La prima smorfia è di perplessità. A suscitarla è un tavolino piazzato nel cortile del museo, con un ombrellone conficcato al centro e sormontato da una scritta al neon: Paradiso. Dovrebbe essere un’azione spaesante che – spiega il depliant di presentazione – reinventa un altro spazio e un altro tempo «tanto da portare con sé un’altra drammatica riflessione: in che misura l’Europa è un paradiso deludente per i migranti e persino per noi stessi». Sarà che il messaggio si perde nel disinvolto disordine che governa l’esterno del Maxxi: gente che legge il giornale sulle panchine, famigliole sedute ai tavoli, una coppia sbracata sulle sedie che completano l’istallazione. Sarà che domande così impegnative e incalzanti sono appese a una messinscena già vista tante volte. Ma a noi l’opera sembra davvero misera e irrilevante.
Altre due boccacce increspate di delusione. La prima all’uscita di una stanzetta buia dove sulla parete è proiettata la foto di un uomo con i baffetti e la pelle scura, un marocchino, che dorme. Non è un po’ troppo poco per raccontarci, come una sensazione da condividere con emozione, « l’immutabilità del tempo»? La seconda, nella sala dove insieme ad altre opere è appeso un aratro da cui piovono grappoli di lampadine accese. Anche qui un senso di già visto, di trucco facile facile, in cui annega un titolo pretenzioso « Sunshine 2015».

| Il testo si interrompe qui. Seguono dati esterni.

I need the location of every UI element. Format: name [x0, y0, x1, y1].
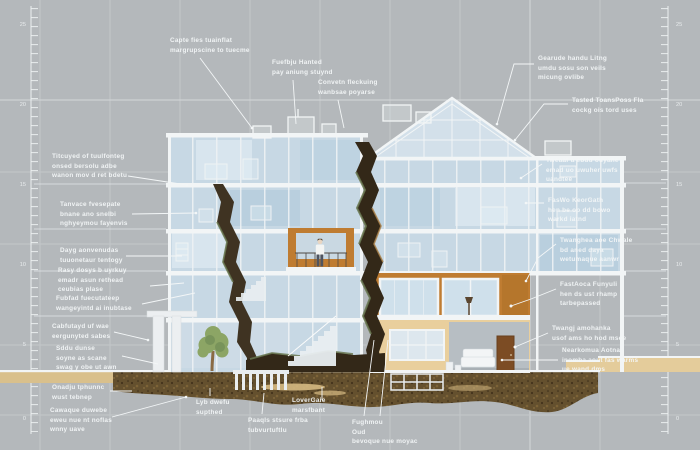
annotation-label-bottom-1: Lyb dwefu supthed — [196, 398, 256, 417]
annotation-label-left-3: Dayg aonvenudas tuuonetaur tentogy — [60, 246, 168, 265]
annotation-label-left-6: Cabfutayd uf wae eergunyted sabes — [52, 322, 152, 341]
annotation-label-top-2: Fuefbju Hanted pay aniung stuynd — [272, 58, 362, 77]
annotation-label-left-7: Sddu dunse soyne as scane swag y obe ut … — [56, 344, 156, 373]
annotation-label-top-right-1: Gearude handu Litng umdu sosu son veils … — [538, 54, 648, 83]
right-ruler-tick-label: 10 — [676, 262, 692, 268]
orange-wall-band — [370, 273, 530, 320]
left-ruler-tick-label: 5 — [10, 342, 26, 348]
annotation-label-top-3: Convetn fleckuing wanbsae poyarse — [318, 78, 410, 97]
left-ruler-tick-label: 15 — [10, 182, 26, 188]
sofa — [461, 349, 495, 367]
annotation-label-left-5: Fubfad fuecutateep wangeyintd ai inubtas… — [56, 294, 174, 313]
window-grid — [390, 330, 444, 360]
annotation-label-right-3: Twanghea aoe Chwale bd aned daya wetumaq… — [560, 236, 678, 265]
annotation-label-left-4: Rasy dosys b uyrkuy emadr asun rethead c… — [58, 266, 170, 295]
left-ruler-tick-label: 25 — [10, 22, 26, 28]
annotation-label-bottom-left-1: Onadju tphunnc wust tebnep — [52, 383, 144, 402]
annotation-label-top-1: Capte fies tuainflat margrupscine to tue… — [170, 36, 270, 55]
right-ruler-tick-label: 20 — [676, 102, 692, 108]
annotation-label-top-right-2: Tasted ToansPoss Fla cockg ois tord uses — [572, 96, 680, 115]
annotation-label-right-4: FastAoca Funyuli hen ds ust rhamp tarbep… — [560, 280, 660, 309]
left-ruler-tick-label: 20 — [10, 102, 26, 108]
door — [497, 336, 514, 372]
annotation-label-right-6: Nearkomua Aotna inomba aout fas warms ue… — [562, 346, 680, 375]
annotation-label-bottom-3: LoverGaie marsfbant — [292, 396, 362, 415]
right-ruler-tick-label: 5 — [676, 342, 692, 348]
right-ruler-tick-label: 15 — [676, 182, 692, 188]
annotation-label-left-2: Tanvace fvesepate bnane ano snelbi nghye… — [60, 200, 172, 229]
annotation-label-right-1: Tweaaf a ebdu ouyane emad uo uwuher uwfs… — [546, 156, 656, 185]
left-ruler-tick-label: 0 — [10, 416, 26, 422]
blueprint-canvas: Capte fies tuainflat margrupscine to tue… — [0, 0, 700, 450]
annotation-label-bottom-left-2: Cawaque duwebe eweu nue nt noflas wnny u… — [50, 406, 158, 435]
annotation-label-bottom-2: Paaqls stsure frba tubvurtuftlu — [248, 416, 340, 435]
annotation-label-right-2: FasWo KeorGath hen be op dd bowo warkd i… — [548, 196, 648, 225]
annotation-label-right-5: Twangj amohanka usof ams ho hod msee — [552, 324, 670, 343]
tan-base — [370, 320, 530, 373]
left-ruler-tick-label: 10 — [10, 262, 26, 268]
annotation-label-left-1: Titcuyed of tuulfonteg onsed bersolu adb… — [52, 152, 170, 181]
balcony — [286, 228, 356, 272]
right-ruler-tick-label: 0 — [676, 416, 692, 422]
right-ruler-tick-label: 25 — [676, 22, 692, 28]
sliding-window-1 — [380, 279, 438, 316]
annotation-label-bottom-4: Fughmou Oud bevoque nue moyac — [352, 418, 452, 447]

Ma anche a riscattare il bilancio due sorrisi da mi piace incondizionato. È l’impatto davvero forte con un video in bianco e nero in cui si vede una bicicletta che va a fuoco. La bicicletta che continua a bruciarci davanti agli occhi è vecchia e malmessa: parla di povertà,di fatica di vivere. Le fiamme evocano un rito, una ritorsione da Ku Klux Klan.

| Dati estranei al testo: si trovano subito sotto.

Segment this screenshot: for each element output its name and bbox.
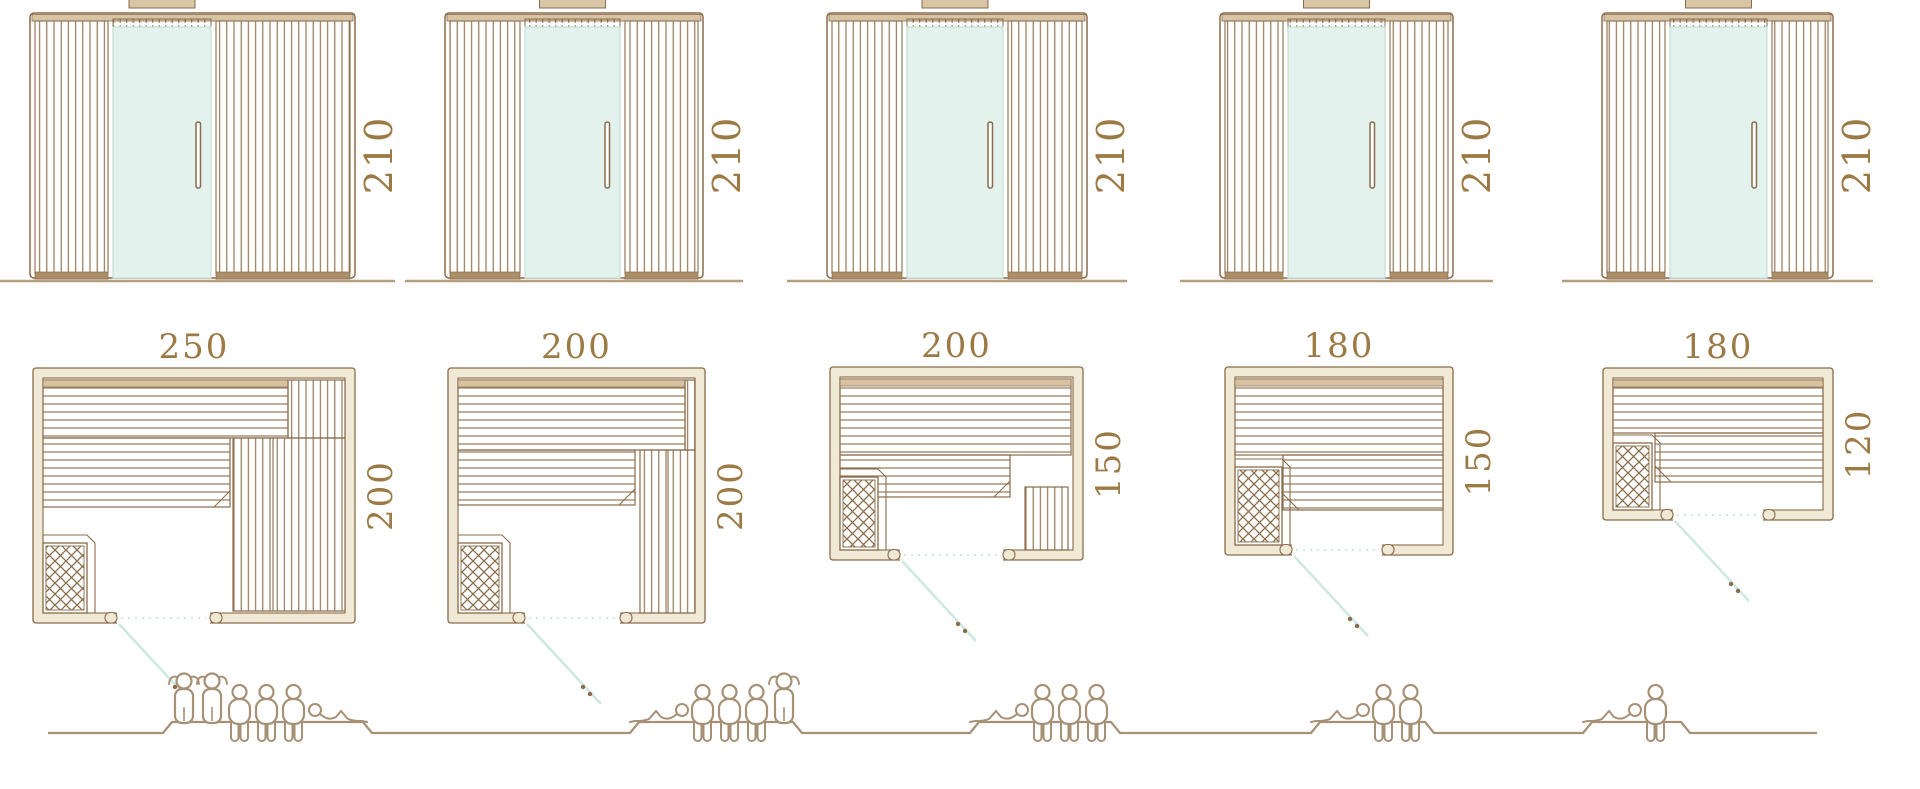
plan-width-label: 180 <box>1304 326 1375 366</box>
lying-person-head <box>1629 704 1641 716</box>
lower-bench <box>1283 455 1443 510</box>
sauna-elevation-2: 210 <box>405 0 749 281</box>
lower-bench <box>1655 433 1823 482</box>
lying-person-icon <box>970 704 1028 722</box>
door-jamb <box>1280 545 1292 556</box>
wall-slats <box>450 21 520 273</box>
door-jamb <box>210 613 222 624</box>
sitting-person-head <box>1404 685 1418 699</box>
sauna-elevation-1: 210 <box>0 0 401 281</box>
capacity-group-5 <box>1583 685 1666 741</box>
door-handle <box>1370 122 1375 188</box>
sitting-person-body <box>692 699 713 724</box>
bench-backrest <box>1613 380 1823 387</box>
door-handle-dot <box>1729 582 1733 586</box>
wall-slats <box>1607 21 1665 273</box>
plan-depth-label: 120 <box>1839 409 1879 480</box>
door-jamb <box>1763 510 1775 521</box>
standing-person-icon <box>169 674 199 724</box>
sauna-size-diagram: 210210210210210 250200200200200150180150… <box>0 0 1920 789</box>
sitting-person-head <box>1377 685 1391 699</box>
sitting-person-body <box>719 699 740 724</box>
sauna-plan-5: 180120 <box>1603 327 1879 601</box>
sitting-person-icon <box>692 685 713 741</box>
bench-backrest <box>43 380 288 387</box>
sauna-elevation-3: 210 <box>787 0 1133 281</box>
wall-slats <box>625 21 698 273</box>
base-skirt <box>1008 272 1082 279</box>
lying-person-icon <box>630 704 688 722</box>
lying-person-body <box>970 711 1017 722</box>
door-handle-dot <box>588 692 592 696</box>
door-jamb <box>105 613 117 624</box>
base-skirt <box>1607 272 1665 279</box>
transom-vent <box>113 19 211 27</box>
standing-person-head <box>777 674 792 689</box>
roof-vent-cap <box>129 0 195 8</box>
sitting-person-icon <box>1059 685 1080 741</box>
wall-slats <box>1225 21 1283 273</box>
heater-grid <box>1238 470 1279 542</box>
height-dimension-label: 210 <box>1455 116 1499 195</box>
wall-slats <box>1390 21 1448 273</box>
sitting-person-icon <box>283 685 304 741</box>
sitting-person-icon <box>1400 685 1421 741</box>
plans-row: 250200200200200150180150180120 <box>33 326 1879 704</box>
diagram-canvas: 210210210210210 250200200200200150180150… <box>0 0 1920 789</box>
sauna-elevation-5: 210 <box>1562 0 1879 281</box>
heater-grid <box>1616 446 1649 507</box>
sitting-person-body <box>229 699 250 724</box>
lying-person-head <box>676 704 688 716</box>
height-dimension-label: 210 <box>1089 116 1133 195</box>
plan-width-label: 250 <box>159 327 230 367</box>
door-handle-dot <box>963 629 967 633</box>
capacity-group-3 <box>970 685 1107 741</box>
sitting-person-icon <box>746 685 767 741</box>
upper-bench <box>1613 380 1823 433</box>
base-skirt <box>1225 272 1283 279</box>
door-opening <box>900 549 1003 564</box>
base-skirt <box>1390 272 1448 279</box>
elevations-row: 210210210210210 <box>0 0 1879 281</box>
wall-slats <box>832 21 902 273</box>
sauna-elevation-4: 210 <box>1180 0 1499 281</box>
transom-vent <box>525 19 620 27</box>
lying-person-body <box>320 711 367 722</box>
sitting-person-icon <box>719 685 740 741</box>
sitting-person-head <box>750 685 764 699</box>
sitting-person-head <box>233 685 247 699</box>
door-jamb <box>888 550 900 561</box>
sitting-person-body <box>1373 699 1394 724</box>
lying-person-icon <box>1583 704 1641 722</box>
sitting-person-icon <box>1645 685 1666 741</box>
sitting-person-head <box>696 685 710 699</box>
side-bench <box>685 380 695 450</box>
base-skirt <box>216 272 350 279</box>
sauna-plan-4: 180150 <box>1225 326 1499 636</box>
base-skirt <box>1772 272 1828 279</box>
wall-slats <box>1008 21 1082 273</box>
plan-width-label: 200 <box>541 327 612 367</box>
bench-backrest <box>840 379 1071 386</box>
door-handle-dot <box>1355 624 1359 628</box>
lying-person-head <box>309 704 321 716</box>
transom-vent <box>907 19 1003 27</box>
plan-depth-label: 150 <box>1089 428 1129 499</box>
sitting-person-body <box>1645 699 1666 724</box>
side-bench <box>1025 487 1068 550</box>
standing-person-icon <box>197 674 227 724</box>
sitting-person-head <box>1090 685 1104 699</box>
plan-width-label: 200 <box>921 326 992 366</box>
lying-person-icon <box>309 704 367 722</box>
capacity-baseline <box>48 722 1817 733</box>
capacity-group-2 <box>630 674 799 742</box>
door-jamb <box>513 613 525 624</box>
capacity-group-4 <box>1311 685 1421 741</box>
plan-depth-label: 150 <box>1459 426 1499 497</box>
lower-bench <box>43 438 230 507</box>
lower-bench <box>458 450 635 505</box>
bench-backrest <box>1235 379 1443 386</box>
lying-person-head <box>1357 704 1369 716</box>
lying-person-head <box>1016 704 1028 716</box>
roof-vent-cap <box>540 0 606 8</box>
base-skirt <box>35 272 108 279</box>
plan-width-label: 180 <box>1683 327 1754 367</box>
base-skirt <box>832 272 902 279</box>
roof-vent-cap <box>922 0 988 8</box>
sitting-person-head <box>1036 685 1050 699</box>
sitting-person-head <box>260 685 274 699</box>
heater-grid <box>461 546 499 610</box>
capacity-row <box>48 674 1817 742</box>
sitting-person-icon <box>1373 685 1394 741</box>
door-opening <box>525 612 620 627</box>
sauna-plan-3: 200150 <box>830 326 1129 641</box>
standing-person-icon <box>769 674 799 724</box>
base-skirt <box>450 272 520 279</box>
side-bench <box>288 380 345 438</box>
standing-person-head <box>205 674 220 689</box>
standing-person-head <box>177 674 192 689</box>
door-opening <box>117 612 210 627</box>
door-handle-dot <box>173 685 177 689</box>
wall-slats <box>216 21 350 273</box>
sitting-person-icon <box>1032 685 1053 741</box>
lying-person-icon <box>1311 704 1369 722</box>
base-skirt <box>625 272 698 279</box>
sitting-person-body <box>1086 699 1107 724</box>
transom-vent <box>1288 19 1385 27</box>
door-handle-dot <box>581 685 585 689</box>
upper-bench <box>1235 379 1443 455</box>
heater-grid <box>843 480 875 547</box>
door-handle <box>988 122 993 188</box>
roof-vent-cap <box>1304 0 1370 8</box>
bench-backrest <box>458 380 685 387</box>
sauna-plan-1: 250200 <box>33 327 401 704</box>
door-opening <box>1673 509 1763 524</box>
height-dimension-label: 210 <box>705 116 749 195</box>
door-jamb <box>620 613 632 624</box>
sitting-person-head <box>723 685 737 699</box>
door-jamb <box>1661 510 1673 521</box>
side-bench <box>233 438 345 611</box>
sitting-person-body <box>256 699 277 724</box>
door-handle-dot <box>1736 589 1740 593</box>
height-dimension-label: 210 <box>1835 116 1879 195</box>
sitting-person-head <box>1649 685 1663 699</box>
sitting-person-body <box>746 699 767 724</box>
door-handle-dot <box>956 622 960 626</box>
lying-person-body <box>1583 711 1630 722</box>
door-handle <box>1752 122 1757 188</box>
heater-grid <box>46 546 84 610</box>
capacity-group-1 <box>169 674 367 742</box>
wall-slats <box>1772 21 1828 273</box>
roof-vent-cap <box>1686 0 1752 8</box>
lying-person-body <box>630 711 677 722</box>
upper-bench <box>43 380 288 438</box>
height-dimension-label: 210 <box>357 116 401 195</box>
sitting-person-head <box>287 685 301 699</box>
wall-slats <box>35 21 108 273</box>
sitting-person-body <box>283 699 304 724</box>
door-handle-dot <box>1348 617 1352 621</box>
door-jamb <box>1003 550 1015 561</box>
plan-depth-label: 200 <box>361 460 401 531</box>
sitting-person-body <box>1032 699 1053 724</box>
door-handle <box>605 122 610 188</box>
sitting-person-icon <box>1086 685 1107 741</box>
sitting-person-head <box>1063 685 1077 699</box>
door-opening <box>1292 544 1382 559</box>
door-handle <box>196 122 201 188</box>
sitting-person-body <box>1400 699 1421 724</box>
sitting-person-body <box>1059 699 1080 724</box>
sitting-person-icon <box>229 685 250 741</box>
transom-vent <box>1670 19 1767 27</box>
upper-bench <box>840 379 1071 455</box>
sauna-plan-2: 200200 <box>448 327 751 704</box>
door-jamb <box>1382 545 1394 556</box>
sitting-person-icon <box>256 685 277 741</box>
lying-person-body <box>1311 711 1358 722</box>
plan-depth-label: 200 <box>711 460 751 531</box>
upper-bench <box>458 380 685 450</box>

La seconda emozione forte arriva da una lunga gabbia che si prolunga per una dozzina di metri a fasciare l’intera parete a esse della sala, disegnata dal genio sghembo dell’archistar Zaha Hadid. Tra le sbarre spuntano a intervalli calchi di mani nodose e intrecciate, come potresti vederne attraversando il braccio di una prigione. Un urlo silenzioso cui è impossibile sottrarsi.
Scarti di gradimento sicuramente soggettivi, altri avranno probabilmente capovolto la classifica di questi sintetici giudizi mimati. Ma è sicuramente curioso che uno stesso autore provochi reazioni così altalenanti. Un po’, certo, l’effetto dell’uso di materiali e strumenti di comunicazione così diversi. Più probabilmente il tallone d’Achille, comune a molti compagni di strada del contemporaneo, di un autore che muovendosi su una linea di discorso rigorosamente concettuale perde di vista il confine scivoloso che separa arte e creatività, gesto e intenzione. Più che opere produce idee cui poi confeziona l’abito. A volte l’idea , se è originale e sincera, centra il bersaglio. Altre volte se l’abito è malcucito, troppo usato, la forza motrice del pensiero scivola nella chiacchera, della battuta fine a se stessa.